Geral: •Promover a qualificação das visitas domiciliares realizadas pelos Agentes de Combate a Endemias (ACE) por meio de treinamento baseado na análise de discurso, integrando uma abordagem biopsicossocial no combate à dengue. Específicos: •Sensibilizar os ACE sobre os aspectos emocionais e sociais associados à dengue, identificados nos discursos dos moradores. •Capacitar os agentes para adotar práticas de escuta ativa e comunicação empática durante as visitas. •Fortalecer o vínculo entre os agentes e a comunidade, estimulando o engajamento da população nas ações preventivas.
A experiência teve início em setembro de 2024, liderada pela Secretaria Municipal de Saúde de Luís Antônio, em parceria com o setor de Vigilância em Saúde. O projeto foi estruturado para requalificar as práticas dos ACE por meio de estratégias formativas e mudanças na abordagem das visitas domiciliares. O desenho metodológico seguiu duas etapas principais: 1.Sensibilização dos ACE: Os seis ACE participaram de encontros formativos presenciais realizados pela equipe de Vigilância em Saúde. Nessas reuniões, foram apresentados os principais resultados da dissertação Análise de Discurso sobre Dengue no Bairro com Maior Incidência da Doença em Luís Antônio. A sensibilização abordou a forma como a comunidade percebe a dengue, com destaque para os aspectos emocionais associados à doença, como medo, impotência e luto. Fontes de informação e instrumentos utilizados: •Dados qualitativos coletados por meio de entrevistas com moradores durante a dissertação. •Apresentações audiovisuais com trechos das falas dos moradores. •Dinâmicas de grupo para reflexão dos ACE sobre suas práticas cotidianas. 2.Mudança na Abordagem das Visitas: Após a sensibilização, os ACE foram incentivados a modificar suas abordagens durante as visitas domiciliares, integrando práticas de escuta ativa e acolhimento. Além das orientações tradicionais para eliminação de criadouros do mosquito Aedes aegypti, os agentes passaram a incluir perguntas sobre como os moradores se sentiam em relação à doença.
A requalificação das visitas domiciliares gerou resultados perceptíveis na interação entre os ACE e a comunidade, evidenciando a eficácia da nova abordagem. •Mudança no olhar dos ACE: Todos os seis agentes (100%) relataram maior sensibilidade ao abordar os moradores, priorizando a escuta e o acolhimento. Um agente destacou: “Antes eu só procurava os focos. Agora eu pergunto como eles estão se sentindo em relação à doença, e muitos desabafam, estão nos recepcionando melhor nas casas.” •Fortalecimento do vínculo entre ACE e comunidade: Os moradores passaram a receber melhor os agentes, compartilhando suas experiências e sentimentos relacionados à dengue. Esse diálogo fortaleceu o vínculo entre a equipe de Vigilância em Saúde e a população, criando um ambiente de confiança mútua e colaboração ativa nas ações preventivas. •Receptividade aprimorada: Todos os ACE (100%) relataram uma melhora significativa na receptividade dos moradores após a adoção da nova abordagem, demonstrando o impacto positivo da escuta ativa e do acolhimento no fortalecimento das relações entre profissionais e comunidade.
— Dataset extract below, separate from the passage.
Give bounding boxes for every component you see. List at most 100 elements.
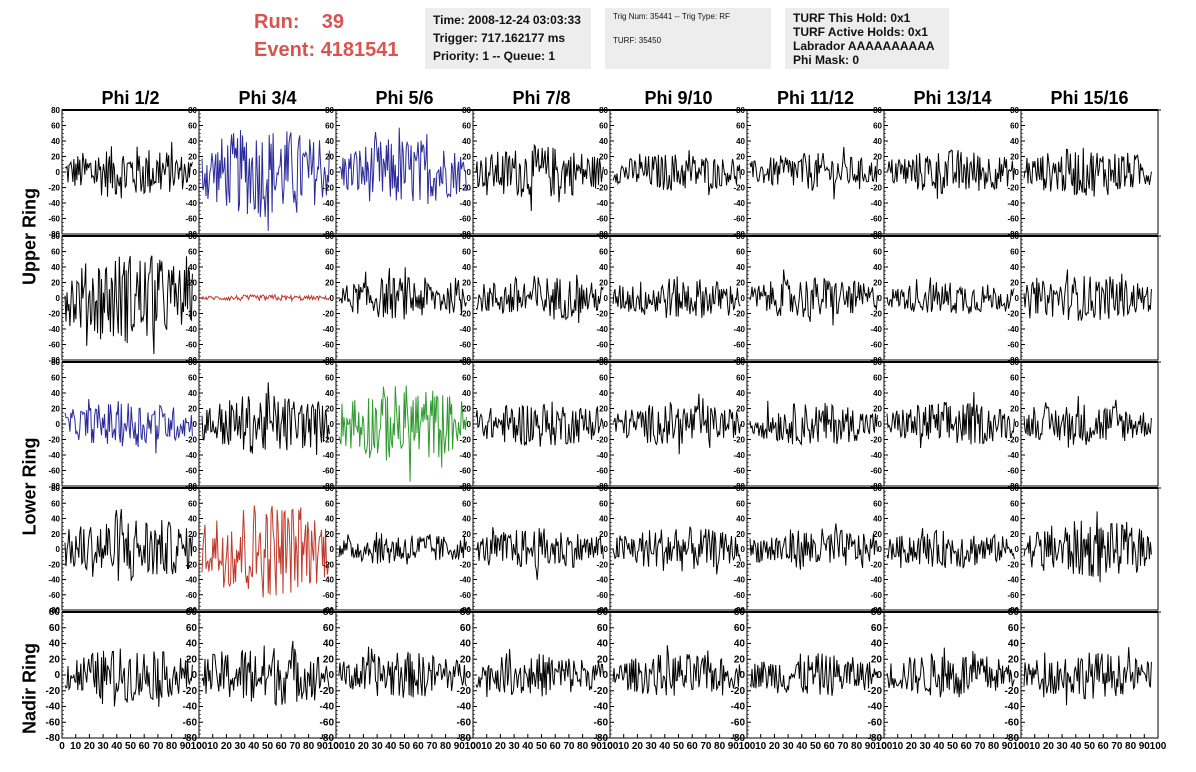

A experiência evidenciou a importância de integrar dimensões psicossociais às práticas tradicionais de vigilância em saúde. Ao incorporar aspectos biopsicossociais nas visitas domiciliares, os ACE conseguiram fortalecer o vínculo com a população, promovendo um ambiente de escuta e acolhimento, promovendo visitas mais humanizadas. O treinamento baseado na análise de discurso se mostrou uma ferramenta eficaz para ampliar o escopo de atuação dos agentes. A iniciativa não apenas melhorou a receptividade dos moradores, mas também evidenciou que o combate à dengue vai além da eliminação dos criadouros do mosquito, exigindo uma abordagem biopsicossocial que reconheça as experiências emocionais e sociais da população afetada. Como recomendação, destaca-se a importância de incorporar a escuta ativa e o acolhimento nas rotinas dos ACE em outros municípios, especialmente em áreas com alta incidência de dengue. O caso de Luís Antônio exemplifica como abordagens simples, de baixo custo e centradas na humanização do cuidado podem gerar resultados valiosos, o fortalecimento do vínculo entre agentes e comunidade é essencial para o sucesso das ações preventivas e para a promoção da saúde de forma integral.